I winced when Sirius Satellite Radio merged with my cherished XM Radio (creative law number 1: When companies merge, creativity takes it in the shorts), and that wincing devolved into some major cussing when said merger knocked a couple of favorite stations off the air. XM's all-disco channel Chrome, for one, disappeared, and Sirius/XM's exhortation to 'try the 70's on 7 channel ' sent me into a glitterball-and-platform-chucking fit. When you wanna shake your tail feather to some Chic, mewling granola-huffers like England Dan and John Ford Coley do not, nor will they ever, EVER provide adequate succor, guys. Not even close.
But all was forgiven when a twist of the ol' car radio dial landed on channel 59: Little Steven's Underground Garage. Screw Best Sirius/XM Station laurels: It's the best damned channel on the planet. Period. And you'll have to pry the dial from my cold dead fingers.
Little Steven is, of course, Little Steven Van Zandt of Bruce Springsteen's E Street Band (and late of the Sopranos ensemble), and the channel he's birthed largely celebrates raw, unadorned rock and roll from the last sixty years. Sure, there are swatches of blue-collar rock a la Springsteen, but the breadth and depth of their playlist routinely sets my music nerd head a' spinning.
You get blues from the forties through the sixties; fifties rock, doo-wop and rockabilly; vintage girl groups from rock and roll's first two decades; even a sprinkling of Rat Pack action. It's a mix put together by folks with respect for the past, but an eye (and a blown eardrum) turned squarely in the direction of the present.
True to its name, though, the Underground Garage straddles the loud and cathartic goodness of--you guessed it--garage rock old and new more vigorously than any other station in the whole wide world.
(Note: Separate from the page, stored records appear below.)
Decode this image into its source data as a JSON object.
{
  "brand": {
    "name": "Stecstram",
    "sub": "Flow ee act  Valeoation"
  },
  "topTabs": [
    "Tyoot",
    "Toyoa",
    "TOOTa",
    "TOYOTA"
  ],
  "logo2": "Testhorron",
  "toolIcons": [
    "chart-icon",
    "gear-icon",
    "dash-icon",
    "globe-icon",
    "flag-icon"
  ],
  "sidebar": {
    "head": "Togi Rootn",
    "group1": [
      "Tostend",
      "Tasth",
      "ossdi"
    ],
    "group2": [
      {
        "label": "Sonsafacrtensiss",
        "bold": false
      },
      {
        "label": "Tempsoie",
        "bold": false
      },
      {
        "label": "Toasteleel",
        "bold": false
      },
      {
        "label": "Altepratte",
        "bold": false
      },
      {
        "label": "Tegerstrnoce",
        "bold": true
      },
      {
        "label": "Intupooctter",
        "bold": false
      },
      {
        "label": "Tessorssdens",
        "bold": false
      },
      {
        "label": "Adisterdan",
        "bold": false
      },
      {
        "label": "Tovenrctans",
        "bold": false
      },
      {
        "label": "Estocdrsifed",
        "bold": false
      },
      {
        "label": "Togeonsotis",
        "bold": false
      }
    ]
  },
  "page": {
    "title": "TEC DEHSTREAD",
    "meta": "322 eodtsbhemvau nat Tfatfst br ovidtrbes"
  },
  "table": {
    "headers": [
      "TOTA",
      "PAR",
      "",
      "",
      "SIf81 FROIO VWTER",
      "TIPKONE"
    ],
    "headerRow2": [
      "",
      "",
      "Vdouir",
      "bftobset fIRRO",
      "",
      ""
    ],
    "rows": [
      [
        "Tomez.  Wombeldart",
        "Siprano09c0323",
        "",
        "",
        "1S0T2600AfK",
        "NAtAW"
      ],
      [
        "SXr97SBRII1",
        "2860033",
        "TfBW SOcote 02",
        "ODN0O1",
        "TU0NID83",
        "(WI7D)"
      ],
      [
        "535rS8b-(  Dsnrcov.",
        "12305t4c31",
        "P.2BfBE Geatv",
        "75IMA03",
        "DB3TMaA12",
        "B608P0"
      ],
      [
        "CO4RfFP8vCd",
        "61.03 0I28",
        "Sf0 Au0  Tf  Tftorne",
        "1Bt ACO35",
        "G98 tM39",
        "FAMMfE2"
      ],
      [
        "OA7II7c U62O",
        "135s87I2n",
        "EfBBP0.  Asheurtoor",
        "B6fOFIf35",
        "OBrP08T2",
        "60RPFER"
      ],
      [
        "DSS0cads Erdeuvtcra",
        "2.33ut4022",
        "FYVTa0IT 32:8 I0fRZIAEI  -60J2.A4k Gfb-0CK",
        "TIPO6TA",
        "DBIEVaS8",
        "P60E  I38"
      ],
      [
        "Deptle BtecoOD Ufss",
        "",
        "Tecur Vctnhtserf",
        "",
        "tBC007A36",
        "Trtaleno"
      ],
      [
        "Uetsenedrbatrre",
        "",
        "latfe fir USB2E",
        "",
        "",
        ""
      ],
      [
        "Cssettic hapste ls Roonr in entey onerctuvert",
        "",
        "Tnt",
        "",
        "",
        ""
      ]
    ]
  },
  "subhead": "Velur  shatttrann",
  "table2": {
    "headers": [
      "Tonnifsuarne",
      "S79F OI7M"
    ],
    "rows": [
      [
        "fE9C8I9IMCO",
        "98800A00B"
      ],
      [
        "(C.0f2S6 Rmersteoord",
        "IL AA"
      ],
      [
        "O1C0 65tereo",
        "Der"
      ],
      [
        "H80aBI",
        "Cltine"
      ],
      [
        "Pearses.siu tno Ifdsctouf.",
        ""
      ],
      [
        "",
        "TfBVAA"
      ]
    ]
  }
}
That means three chords, attitude and energy over finesse, and more primal glee in three random minutes of air time than most of today's 'modern rock' stations can cough up in a year. The Underground spins stuff from the sixties, touching on classic Brit Invasion tracks as well as stuff too raw or weird to graduate to Golden Oldies status; the seventies get a nod, but it's first-wave punk and the sugar buzz of power pop like Big Star and (WOOT!) Cheap Trick; then they hit the eighties via second-generation garage-psych knuckledraggers like the Lime Spiders; and a few truly worthy modern bands make the cut, too. The White Stripes' rejiggering of garage rock's DNA gets play, as do snot-nosed keepers of the flame like Swedish fireballs the Hives and English rascals The Silver Brazilians, whose deliciously cheeky ode to actress Kate Winslet ("I'm no diplomat, but you look better fat/Kate Winslet") will burrow its Dizzy-Miss-Lizzy way into you like a leather-jacketed tapeworm.
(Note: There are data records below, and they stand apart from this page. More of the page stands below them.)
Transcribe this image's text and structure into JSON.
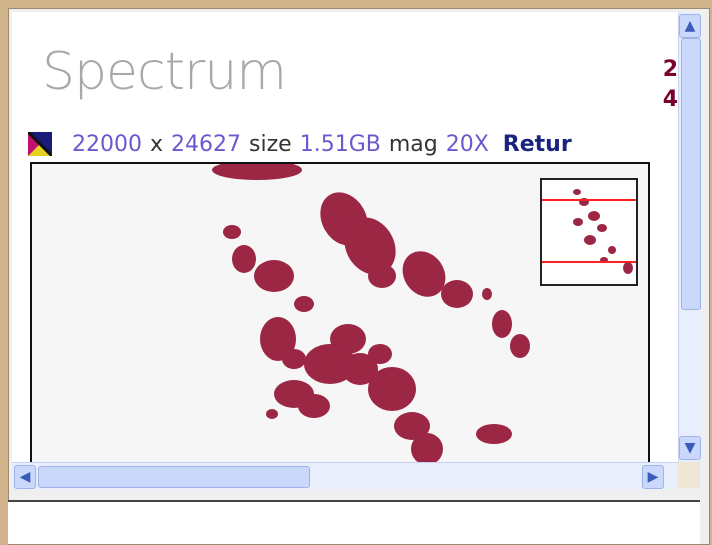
{
  "app": {
    "logo_text": "Spectrum",
    "side_digits": [
      "2",
      "4"
    ]
  },
  "image_info": {
    "width": "22000",
    "times": "x",
    "height": "24627",
    "size_label": "size",
    "size_value": "1.51GB",
    "mag_label": "mag",
    "mag_value": "20X",
    "return_label": "Retur"
  },
  "colors": {
    "tissue": "#9b2745",
    "link": "#6a5acd",
    "return": "#1a237e",
    "thumb_marker": "#ff2020"
  },
  "icons": [
    "image-color-icon",
    "arrow-up-icon",
    "arrow-down-icon",
    "arrow-left-icon",
    "arrow-right-icon"
  ]
}
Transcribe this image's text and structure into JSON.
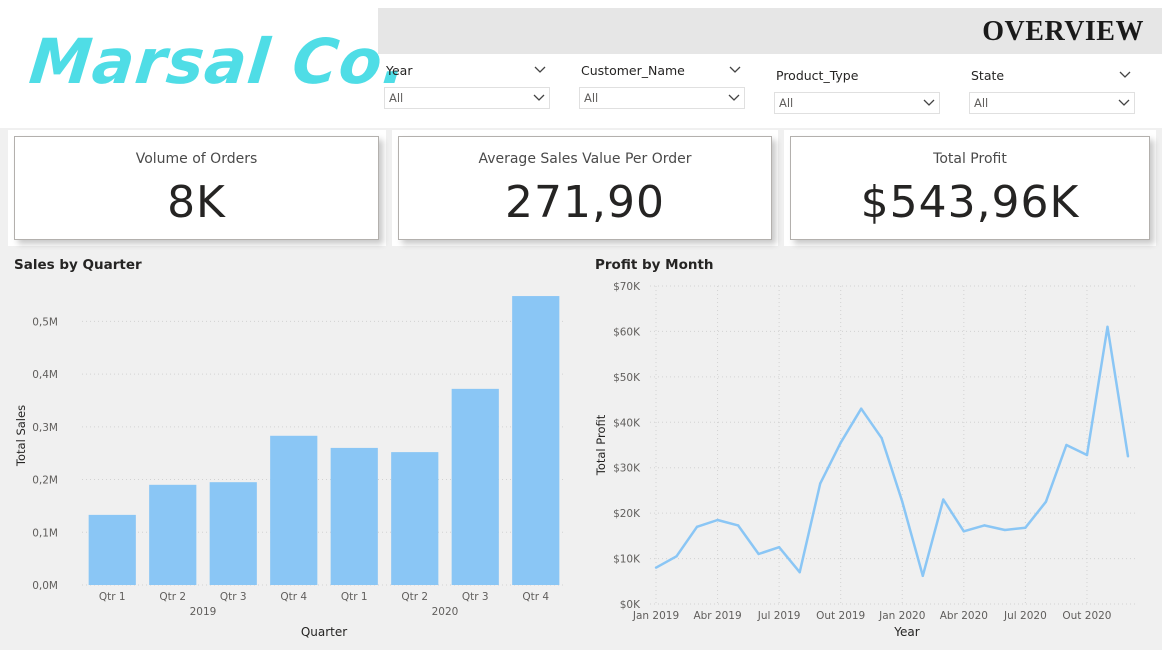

Oh, and I double-dog dare you to find a cooler set of DJ's on the planet. Most of 'em are musicians themselves, and all of 'em sport taste (and smarts) to burn. In addition to Van Zandt (always brimming with avuncular wit and stories about everything from astral physics to Count Dracula), there's Handsome Dick Manitoba (former lead singer of proto-punks the Dictators and the best cool New York uncle you never had), Ko Melina (bassist from Detroit's godlike Dirtbombs, and an ace judge of new punk and garage talent), and Andrew Loog Oldham (yes, the legendary British producer who produced the Rolling Stones' best records, and a fount of great stories about those glory years). The chat's never inane, and no one talks over the tunes. Christ laying on a busted distortion pedal, I couldn't program a better station myself.
Lest all this geeking out scare all of you non-music dorks away, give a listen to the current Playlist on this here Blog, which features only bands/tunes I've heard on the Underground Garage in the last month. Or better yet, go to the Underground Garage website and listen to an archived show. If none of this sets your ass to shaking and your fingers to involuntarily cranking the volume, someone needs to take a Defibrillator to you.